Once you can buy this car then you’ve arrived. Once you get married, then you’ll be happy. Once you become the key leader in your organization, then you’ll be important. Once you get a raise, then you’ll be living the life you always wanted.
These are the lies we stretch ourselves to believe everyday. They’re the lies of “arrival”—once you do this one thing then you will be “there,” wherever “there” is. But is arriving somewhere the goal we should have in mind?
I published my first book 9 months ago. Clearly that makes me a big deal. Just about every blogger puts “hope to publish a book someday” on their about page. So the fact that I checked that off my list is quite the feat to many. If you want to become famous, write a book. Or so the perfect storyline goes.

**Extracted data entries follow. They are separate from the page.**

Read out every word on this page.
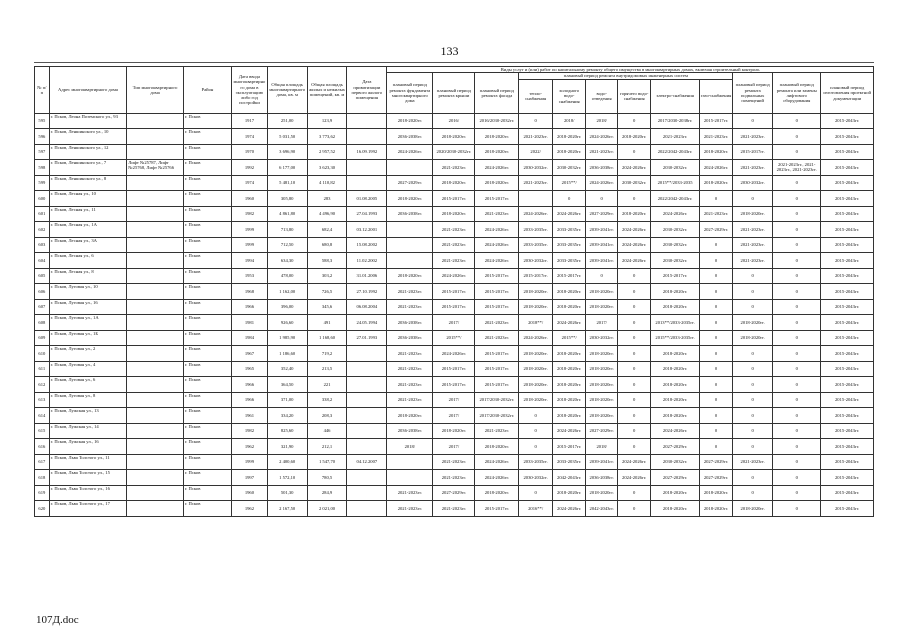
133
№ п/п	Адрес многоквартирного дома	Тип многоквартирного дома	Район	Дата ввода многоквартирного дома в эксплуатацию либо год постройки	Общая площадь многоквартирного дома, кв. м	Общая площадь жилых и нежилых помещений, кв. м	Дата приватизации первого жилого помещения	Виды услуг и (или) работ по капитальному ремонту общего имущества в многоквартирных домах, включая строительный контроль											
								плановый период ремонта фундамента многоквартирного дома	плановый период ремонта крыши	плановый период ремонта фасада	плановый период ремонта внутридомовых инженерных систем						плановый период ремонта подвальных помещений	плановый период ремонта или замены лифтового оборудования	плановый период изготовления проектной документации
											тепло-снабжения	холодного водо-снабжения	водо-отведения	горячего водо-снабжения	электро-снабжения	газо-снабжения			
595	г. Псков, Леона Поземского ул., 93		г. Псков	1917	251,00	123,9		2018-2020гг.	2016/	2016/2030-2032гг.	0	2018/	2018/	0	2017/2030-2038гг.	2015-2017гг.	0	0	2015-2043гг.
596	г. Псков, Леншинского ул., 10		г. Псков	1974	5 031,50	3 773,62		2036-2038гг.	2018-2020гг.	2018-2020гг.	2021-2023гг.	2018-2020гг.	2024-2026гг.	2018-2020гг.	2021-2023гг.	2021-2023гг.	2021-2023гг.	0	2015-2043гг.
597	г. Псков, Леншинского ул., 12		г. Псков	1970	3 696,90	2 957,52	16.09.1992	2024-2026гг.	2020/2030-2032гг.	2018-2020гг.	2022/	2018-2020гг.	2021-2023гг.	0	2022/2042-2043гг.	2018-2020гг.	2015-2017гг.	0	2015-2043гг.
598	г. Псков, Леншинского ул., 7	Лифт №25787, Лифт №25768, Лифт №25766	г. Псков	1992	6 177,00	3 623,30			2021-2023гг.	2024-2026гг.	2030-2032гг.	2030-2032гг.	2036-2038гг.	2024-2026гг.	2030-2032гг.	2024-2026гг.	2021-2023гг.	2021-2023гг., 2021-2023гг., 2021-2023гг.	2015-2043гг.
599	г. Псков, Леншинского ул., 8		г. Псков	1974	5 481,10	4 110,82		2027-2029гг.	2018-2020гг.	2018-2020гг.	2021-2023гг.	2015**/	2024-2026гг.	2030-2032гг.	2015**/2033-2035	2018-2020гг.	2030-2032гг.	0	2015-2043гг.
600	г. Псков, Лесная ул., 10		г. Псков	1960	305,80	283	01.08.2005	2018-2020гг.	2015-2017гг.	2015-2017гг.		0	0	0	2022/2042-2043гг.	0	0	0	2015-2043гг.
601	г. Псков, Лесная ул., 11		г. Псков	1982	4 861,80	4 496,90	27.04.1993	2036-2038гг.	2018-2020гг.	2021-2023гг.	2024-2026гг.	2024-2026гг.	2027-2029гг.	2018-2020гг.	2024-2026гг.	2021-2023гг.	2018-2020гг.	0	2015-2043гг.
602	г. Псков, Лесная ул., 1А		г. Псков	1999	713,80	682,4	03.12.2001		2021-2023гг.	2024-2026гг.	2033-2035гг.	2033-2035гг.	2039-2041гг.	2024-2026гг.	2030-2032гг.	2027-2029гг.	2021-2023гг.	0	2015-2043гг.
603	г. Псков, Лесная ул., 3А		г. Псков	1999	712,50	680,8	15.08.2002		2021-2023гг.	2024-2026гг.	2033-2035гг.	2033-2035гг.	2039-2041гг.	2024-2026гг.	2030-2032гг.	0	2021-2023гг.	0	2015-2043гг.
604	г. Псков, Лесная ул., 6		г. Псков	1994	634,30	588,3	11.02.2002		2021-2023гг.	2024-2026гг.	2030-2032гг.	2033-2035гг.	2039-2041гг.	2024-2026гг.	2030-2032гг.	0	2021-2023гг.	0	2015-2043гг.
605	г. Псков, Лесная ул., 8		г. Псков	1953	478,00	303,2	31.01.2006	2018-2020гг.	2024-2026гг.	2015-2017гг.	2015-2017гг.	2015-2017гг.	0	0	2015-2017гг.	0	0	0	2015-2043гг.
606	г. Псков, Луговая ул., 10		г. Псков	1968	1 162,00	726,5	27.10.1992	2021-2023гг.	2015-2017гг.	2015-2017гг.	2018-2020гг.	2018-2020гг.	2018-2020гг.	0	2018-2020гг.	0	0	0	2015-2043гг.
607	г. Псков, Луговая ул., 16		г. Псков	1966	396,00	345,6	06.08.2004	2021-2023гг.	2015-2017гг.	2015-2017гг.	2018-2020гг.	2018-2020гг.	2018-2020гг.	0	2018-2020гг.	0	0	0	2015-2043гг.
608	г. Псков, Луговая ул., 1А		г. Псков	1981	926,60	491	24.05.1994	2036-2038гг.	2017/	2021-2023гг.	2018**/	2024-2026гг.	2017/	0	2013**/2033-2035гг.	0	2018-2020гг.	0	2015-2043гг.
609	г. Псков, Луговая ул., 1Б		г. Псков	1984	1 985,90	1 168,60	27.01.1993	2036-2038гг.	2015**/	2021-2023гг.	2024-2026гг.	2015**/	2030-2032гг.	0	2015**/2033-2035гг.	0	2018-2020гг.	0	2015-2043гг.
610	г. Псков, Луговая ул., 2		г. Псков	1967	1 186,60	719,2		2021-2023гг.	2024-2026гг.	2015-2017гг.	2018-2020гг.	2018-2020гг.	2018-2020гг.	0	2018-2020гг.	0	0	0	2015-2043гг.
611	г. Псков, Луговая ул., 4		г. Псков	1965	352,40	213,5		2021-2023гг.	2015-2017гг.	2015-2017гг.	2018-2020гг.	2018-2020гг.	2018-2020гг.	0	2018-2020гг.	0	0	0	2015-2043гг.
612	г. Псков, Луговая ул., 6		г. Псков	1966	364,50	221		2021-2023гг.	2015-2017гг.	2015-2017гг.	2018-2020гг.	2018-2020гг.	2018-2020гг.	0	2018-2020гг.	0	0	0	2015-2043гг.
613	г. Псков, Луговая ул., 8		г. Псков	1966	371,00	338,2		2021-2023гг.	2017/	2017/2030-2032гг.	2018-2020гг.	2018-2020гг.	2018-2020гг.	0	2018-2020гг.	0	0	0	2015-2043гг.
614	г. Псков, Лужская ул., 13		г. Псков	1961	334,20	208,3		2018-2020гг.	2017/	2017/2030-2032гг.	0	2018-2020гг.	2018-2020гг.	0	2018-2020гг.	0	0	0	2015-2043гг.
615	г. Псков, Лужская ул., 14		г. Псков	1982	825,60	446		2036-2038гг.	2018-2020гг.	2021-2023гг.	0	2024-2026гг.	2027-2029гг.	0	2024-2026гг.	0	0	0	2015-2043гг.
616	г. Псков, Лужская ул., 16		г. Псков	1962	321,90	212,1		2018/	2017/	2018-2020гг.	0	2015-2017гг.	2018/	0	2027-2029гг.	0	0	0	2015-2043гг.
617	г. Псков, Льва Толстого ул., 11		г. Псков	1999	2 400,60	1 547,70	04.12.2007		2021-2023гг.	2024-2026гг.	2033-2035гг.	2033-2035гг.	2039-2041гг.	2024-2026гг.	2030-2032гг.	2027-2029гг.	2021-2023гг.	0	2015-2043гг.
618	г. Псков, Льва Толстого ул., 15		г. Псков	1997	1 572,10	780,5			2021-2023гг.	2024-2026гг.	2030-2032гг.	2042-2043гг.	2036-2038гг.	2024-2026гг.	2027-2029гг.	2027-2029гг.	0	0	2015-2043гг.
619	г. Псков, Льва Толстого ул., 16		г. Псков	1960	501,30	284,9		2021-2023гг.	2027-2029гг.	2018-2020гг.	0	2018-2020гг.	2018-2020гг.	0	2018-2020гг.	2018-2020гг.	0	0	2015-2043гг.
620	г. Псков, Льва Толстого ул., 17		г. Псков	1962	2 167,50	2 021,00		2021-2023гг.	2021-2023гг.	2015-2017гг.	2016**/	2024-2026гг.	2042-2043гг.	0	2018-2020гг.	2018-2020гг.	2018-2020гг.	0	2015-2043гг.
107Д.doc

Since then I’ve never had a stranger ask me for my autograph. I’ve never had teenage girls ask me to follow them on Twitter because that “wud b gr8st thing eva” (I haven’t quite made the Belieber level yet). I’ve never been stopped in the airport because someone recognized me. Oh and I’ve never had people drive by my house just to say they took a picture of it.
If my goal in publishing a book was to become a household name, imagine how much of a let down the last 9 months would have been?
But then there’s friends of mine who became well known from their published writing. In the eyes of many around them, they “arrived.” Speaking at conferences. Traveling every week. People asking for autographs. And they weren’t happy. It wasn’t enough. They were busy crafting the next landing spot to arrive at because the last one no longer satisfied.
And this is the danger of arrival. Arriving is a like a drug we can never get enough of. We plant a flag in the ground at some future achievement but it never brings everything we wished it would. These places of arrival are mirages in a desert wasteland, telling us of all the riches that await further down the road. We may end up further down the road, but the riches either vanish or can’t quench our thirst.
I think you should never aim at arriving somewhere. Sure you can have goals, but they should always remain grounded in your contentment with the present.
It’s easy to worship the future. It’s much harder to dream with open hands, asking God to provide while thanking him for what he already has provided.
Don’t aim for arrival, aim for stewardship in the present.